2.3 System configuration part 3
The medium-actuated feed isolating valves installed on the HP heaters at Grain power station are examples of these valves and are designed to give by-pass and isolation in about 12 s from receipt of a signal to isolate the heater bank. Figure 3.21 shows the diagrammatic arrangement of the system and gives a brief explanation of how it works.
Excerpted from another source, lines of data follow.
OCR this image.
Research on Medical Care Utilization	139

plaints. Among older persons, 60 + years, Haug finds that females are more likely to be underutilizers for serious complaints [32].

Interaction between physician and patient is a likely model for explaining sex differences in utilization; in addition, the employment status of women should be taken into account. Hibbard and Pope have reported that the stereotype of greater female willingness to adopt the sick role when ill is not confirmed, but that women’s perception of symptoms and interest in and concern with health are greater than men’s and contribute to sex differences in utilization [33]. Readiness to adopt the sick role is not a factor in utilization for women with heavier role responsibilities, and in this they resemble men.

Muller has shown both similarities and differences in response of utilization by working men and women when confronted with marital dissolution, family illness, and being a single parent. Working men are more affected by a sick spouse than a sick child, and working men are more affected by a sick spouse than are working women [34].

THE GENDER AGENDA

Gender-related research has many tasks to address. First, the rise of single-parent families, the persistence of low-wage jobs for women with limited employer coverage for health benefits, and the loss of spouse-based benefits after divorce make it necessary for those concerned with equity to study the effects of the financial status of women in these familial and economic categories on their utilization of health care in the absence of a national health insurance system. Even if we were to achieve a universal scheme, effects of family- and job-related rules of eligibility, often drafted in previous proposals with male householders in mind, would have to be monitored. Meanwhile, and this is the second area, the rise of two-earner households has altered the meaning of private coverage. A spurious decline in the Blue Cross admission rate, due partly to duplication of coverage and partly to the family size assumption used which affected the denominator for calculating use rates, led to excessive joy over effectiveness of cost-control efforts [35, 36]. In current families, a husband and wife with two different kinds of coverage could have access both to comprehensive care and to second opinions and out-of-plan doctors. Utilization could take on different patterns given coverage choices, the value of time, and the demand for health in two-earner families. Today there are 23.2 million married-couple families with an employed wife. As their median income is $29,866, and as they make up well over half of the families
Figure 3.22 is a more detailed drawing of the isolation valve with a brief description of the salient design features. The most important features to note from Figs 3.21 and 3.22 are the provision for the system to fail safe (i.e., to isolate the feedwater side of the heaters), and the slowing down of the closing stroke over the last few millimetres to ensure that no hydraulic shock can occur due to sudden valve closure. As the feedwater isolating valves have a protective function, high integrity is important. The use of the feedwater as a medium to close these valves, ensures that a pressure source to actuate the valves is always available and the actuator can be made to produce whatever closing force is needed to close the valve as swiftly as the system hydraulics will allow. However, the system is complicated and costly, and is only needed if heater flooding times are measured in seconds, as with some designs of vertical heaters. The cost benefits of increased reliability must be included.
The bled-steam lines to the heaters are isolated by motorised parallel slide valves. The power-assisted nonreturn valves are given the signal to close but will remain open until the closing spring can overcome the reducing steam flow tending to keep the valve open.
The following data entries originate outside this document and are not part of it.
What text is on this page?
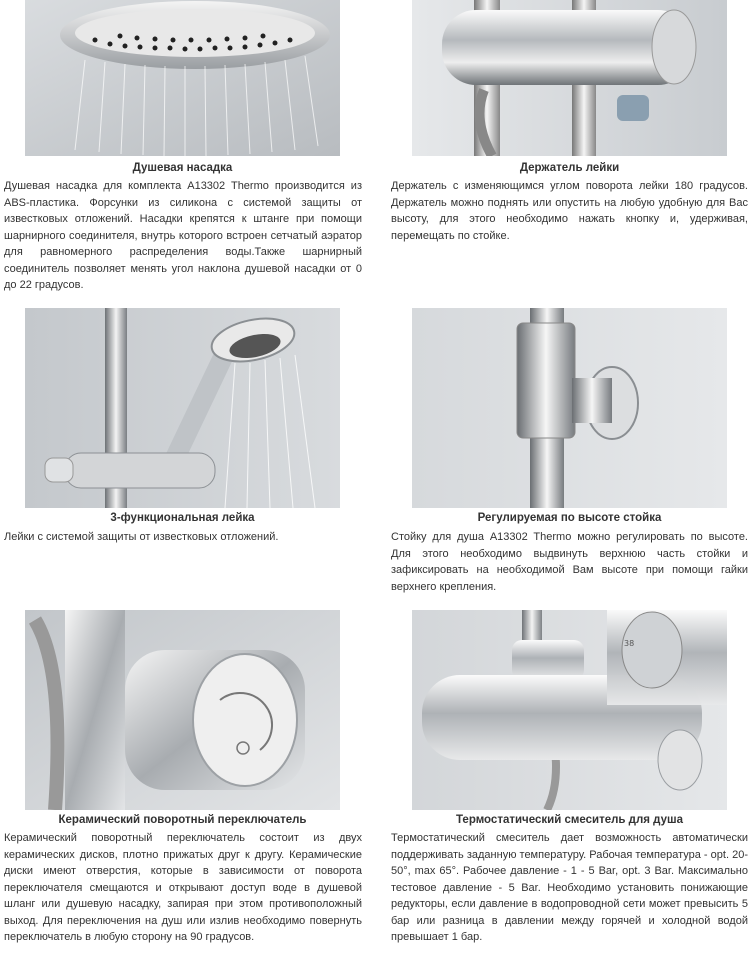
Душевая насадка

Душевая насадка для комплекта A13302 Thermo производится из ABS-пластика. Форсунки из силикона с системой защиты от известковых отложений. Насадки крепятся к штанге при помощи шарнирного соединителя, внутрь которого встроен сетчатый аэратор для равномерного распределения воды.Также шарнирный соединитель позволяет менять угол наклона душевой насадки от 0 до 22 градусов.

Держатель лейки

Держатель с изменяющимся углом поворота лейки 180 градусов. Держатель можно поднять или опустить на любую удобную для Вас высоту, для этого необходимо нажать кнопку и, удерживая, перемещать по стойке.

3-функциональная лейка

Лейки с системой защиты от известковых отложений.

Регулируемая по высоте стойка

Стойку для душа A13302 Thermo можно регулировать по высоте. Для этого необходимо выдвинуть верхнюю часть стойки и зафиксировать на необходимой Вам высоте при помощи гайки верхнего крепления.

Керамический поворотный переключатель

Керамический поворотный переключатель состоит из двух керамических дисков, плотно прижатых друг к другу. Керамические диски имеют отверстия, которые в зависимости от поворота переключателя смещаются и открывают доступ воде в душевой шланг или душевую насадку, запирая при этом противоположный выход. Для переключения на душ или излив необходимо повернуть переключатель в любую сторону на 90 градусов.

38
Термостатический смеситель для душа

Термостатический смеситель дает возможность автоматически поддерживать заданную температуру. Рабочая температура - opt. 20-50°, max 65°. Рабочее давление - 1 - 5 Bar, opt. 3 Bar. Максимально тестовое давление - 5 Bar. Необходимо установить понижающие редукторы, если давление в водопроводной сети может превысить 5 бар или разница в давлении между горячей и холодной водой превышает 1 бар.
When the heater bank is isolated on the steam and feedwater sides, small heater shell drains are operated which discharge to the condenser. Due to the action of the heater vents, assisted by the shell drains, the pressure in heaters and the associated steam and drain pipework within the isolation valves will fall to condenser vacuum.
The duplicate water level sensing devices which initiate a bank trip due to a HWL are float switches manufactured by Mobrey to meet the plant manufacturers' and CEGB needs (see Fig 3.23). Also illustrated are the methods used for testing the duplicate float switches with the heaters in operation.
The overall electrical control scheme is described in Volume F. This gives full details of the duplicated electrical supplies from the 110 V DC system which powers the duplicate high integrity master tripping relays. The master tripping relays initiate all protection valve closures except for the autonomous action of the bled-steam non-return valve due to a pressure reversal. In the event of a turbine trip, a separate signal trips the master tripping relays which shut all the protection valves on both banks.